Под флагом цвета крови и свободы (Франк) - страница 12

В тот вечер он впервые в жизни напился по–настоящему.

Последующие месяцы Дойли помнил смутно. Конечно, он чувствовал, что катится в бездну, и искренне удивлялся, почему остальные терпели так долго: и его непрерывные опоздания на службу, и абсолютное равнодушие к делам, и то, что нередко при разговорах как с подчиненными, так и с начальствующими он совершенно перестал сдерживать себя, еще и порой будучи при этом пьян – все это, разумеется, требовало от них какой-то реакции.
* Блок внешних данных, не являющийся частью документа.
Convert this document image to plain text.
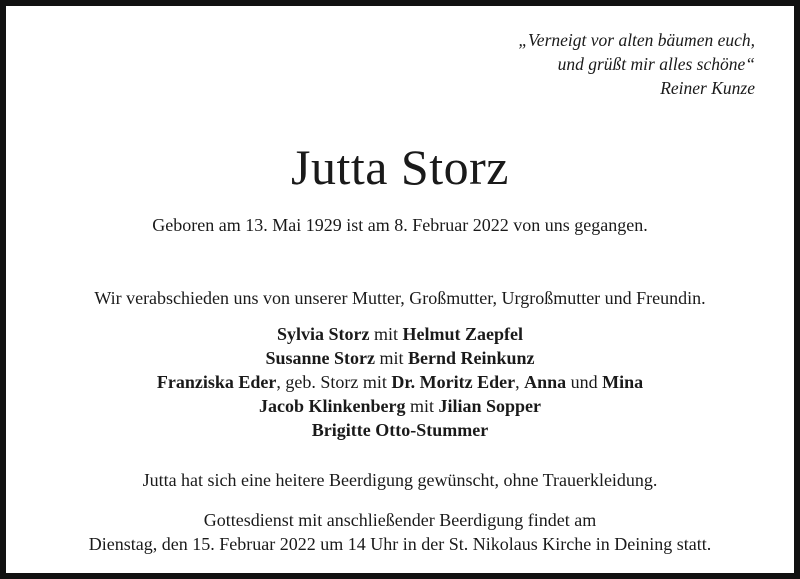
„Verneigt vor alten bäumen euch,
und grüßt mir alles schöne“
Reiner Kunze
Jutta Storz
Geboren am 13. Mai 1929 ist am 8. Februar 2022 von uns gegangen.
Wir verabschieden uns von unserer Mutter, Großmutter, Urgroßmutter und Freundin.
Sylvia Storz mit Helmut Zaepfel
Susanne Storz mit Bernd Reinkunz
Franziska Eder, geb. Storz mit Dr. Moritz Eder, Anna und Mina
Jacob Klinkenberg mit Jilian Sopper
Brigitte Otto-Stummer
Jutta hat sich eine heitere Beerdigung gewünscht, ohne Trauerkleidung.
Gottesdienst mit anschließender Beerdigung findet am
Dienstag, den 15. Februar 2022 um 14 Uhr in der St. Nikolaus Kirche in Deining statt.
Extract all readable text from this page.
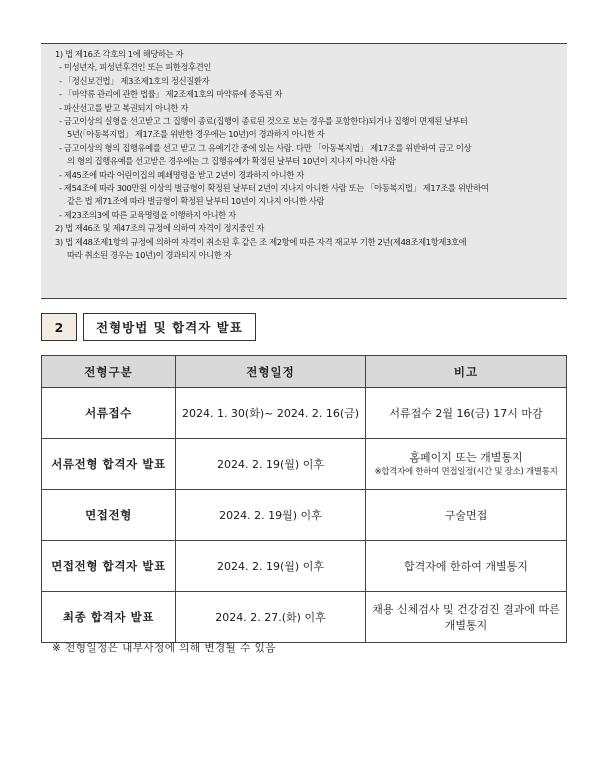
1) 법 제16조 각호의 1에 해당하는 자
- 미성년자, 피성년후견인 또는 피한정후견인
- 「정신보건법」 제3조제1호의 정신질환자
- 「마약류 관리에 관한 법률」 제2조제1호의 마약류에 중독된 자
- 파산선고를 받고 복권되지 아니한 자
- 금고이상의 실형을 선고받고 그 집행이 종료(집행이 종료된 것으로 보는 경우를 포함한다)되거나 집행이 면제된 날부터
5년(「아동복지법」 제17조를 위반한 경우에는 10년)이 경과하지 아니한 자
- 금고이상의 형의 집행유예를 선고 받고 그 유예기간 중에 있는 사람. 다만 「아동복지법」 제17조를 위반하여 금고 이상
의 형의 집행유예를 선고받은 경우에는 그 집행유예가 확정된 날부터 10년이 지나지 아니한 사람
- 제45조에 따라 어린이집의 폐쇄명령을 받고 2년이 경과하지 아니한 자
- 제54조에 따라 300만원 이상의 벌금형이 확정된 날부터 2년이 지나지 아니한 사람 또는 「아동복지법」 제17조를 위반하여
같은 법 제71조에 따라 벌금형이 확정된 날부터 10년이 지나지 아니한 사람
- 제23조의3에 따른 교육명령을 이행하지 아니한 자
2) 법 제46조 및 제47조의 규정에 의하여 자격이 정지중인 자
3) 법 제48조제1항의 규정에 의하여 자격이 취소된 후 같은 조 제2항에 따른 자격 재교부 기한 2년(제48조제1항제3호에
따라 취소된 경우는 10년)이 경과되지 아니한 자
2	전형방법 및 합격자 발표
전형구분	전형일정	비고
서류접수	2024. 1. 30(화)~ 2024. 2. 16(금)	서류접수 2월 16(금) 17시 마감
서류전형 합격자 발표	2024. 2. 19(월) 이후	홈페이지 또는 개별통지
※합격자에 한하여 면접일정(시간 및 장소) 개별통지

면접전형	2024. 2. 19월) 이후	구술면접
면접전형 합격자 발표	2024. 2. 19(월) 이후	합격자에 한하여 개별통지
최종 합격자 발표	2024. 2. 27.(화) 이후	채용 신체검사 및 건강검진 결과에 따른 개별통지
※ 전형일정은 내부사정에 의해 변경될 수 있음
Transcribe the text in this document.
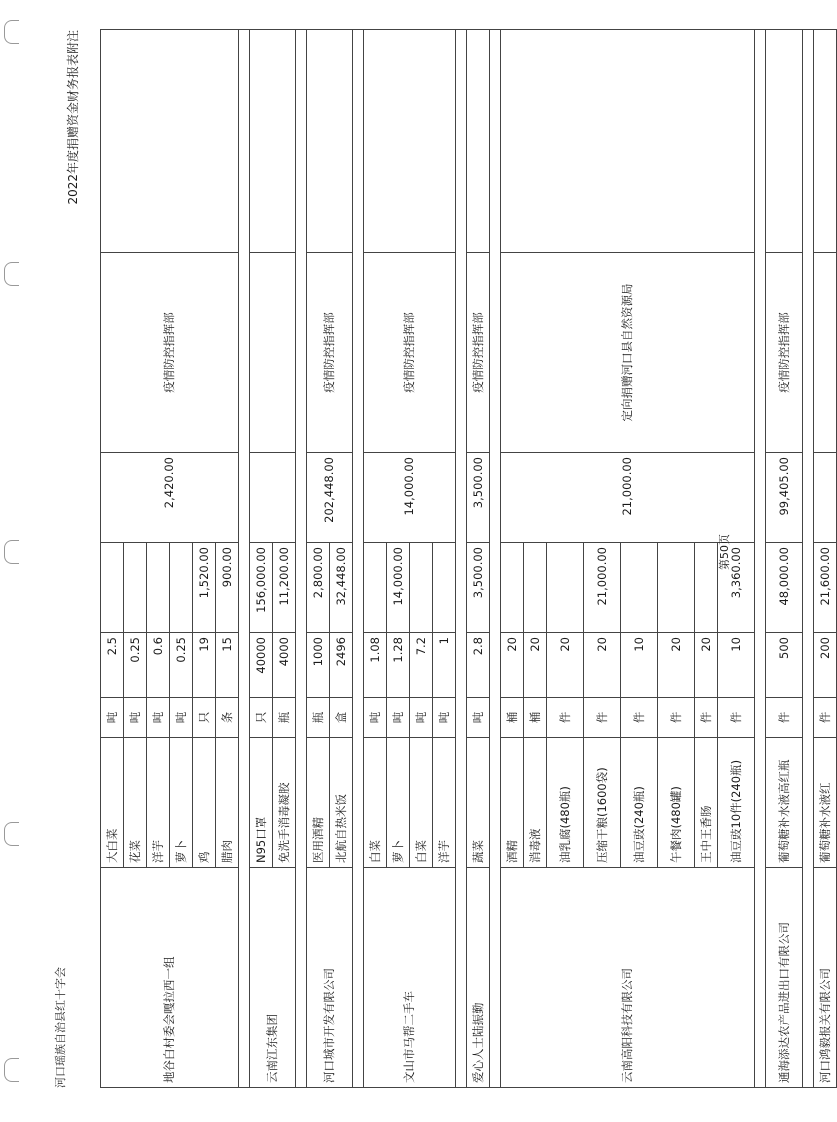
河口瑶族自治县红十字会
2022年度捐赠资金财务报表附注
地谷白村委会嘎拉西一组	大白菜	吨	2.5		2,420.00	疫情防控指挥部	
	花菜	吨	0.25				
	洋芋	吨	0.6				
	萝卜	吨	0.25				
	鸡	只	19	1,520.00			
	腊肉	条	15	900.00			

云南江东集团	N95口罩	只	40000	156,000.00			
	免洗手消毒凝胶	瓶	4000	11,200.00			

河口城市开发有限公司	医用酒精	瓶	1000	2,800.00	202,448.00	疫情防控指挥部	
	北航自热米饭	盒	2496	32,448.00			

文山市马帮二手车	白菜	吨	1.08		14,000.00	疫情防控指挥部	
	萝卜	吨	1.28	14,000.00			
	白菜	吨	7.2				
	洋芋	吨	1				

爱心人士陆振勤	蔬菜	吨	2.8	3,500.00	3,500.00	疫情防控指挥部	

云南高阳科技有限公司	酒精	桶	20		21,000.00	定向捐赠河口县自然资源局	
	消毒液	桶	20				
	油乳腐(480瓶)	件	20				
	压缩干粮(1600袋)	件	20	21,000.00			
	油豆豉(240瓶)	件	10				
	午餐肉(480罐)	件	20				
	王中王香肠	件	20				
	油豆豉10件(240瓶)	件	10	3,360.00			

通海添达农产品进出口有限公司	葡萄糖补水液高红瓶	件	500	48,000.00	99,405.00	疫情防控指挥部	

河口鸿毅报关有限公司	葡萄糖补水液红	件	200	21,600.00			
第50页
Старый полковник Ричардсон, годившийся ему в отцы и всегда искренне радовавшийся его успехам – по слухам, он прежде очень хотел иметь сына, но в его доме росли и хорошели только шесть дочерей–погодок – долго мялся, не зная, как начать. Он был одним из тех, у кого Эдвард когда-то брал в долг, чтобы получить офицерский патент, и очень хорошо знал, что тот живет на одно лишь жалованье; но непрерывно поступавшие к нему жалобы невозможно было долее игнорировать. Наконец Дойли поднял на него сумрачный взгляд и глухо произнес:

– Я подам в отставку, сэр. Не утруждайте себя, – и вышел, забыв на столе шляпу.

… От выпитого рома уже изрядно кружилась голова, съеденные сухари и мясо оставили после себя приятное ощущение сытости, а сам Эдвард растянулся прямо на составленных в углу бочках, решив немного подремать перед своей вахтой, когда откуда-то сверху сквозь все перегородки послышался негромкий звук, скорее похожий на хлопок – но то в глубине корабля, а на наверху он должен был быть значительно отчетливее…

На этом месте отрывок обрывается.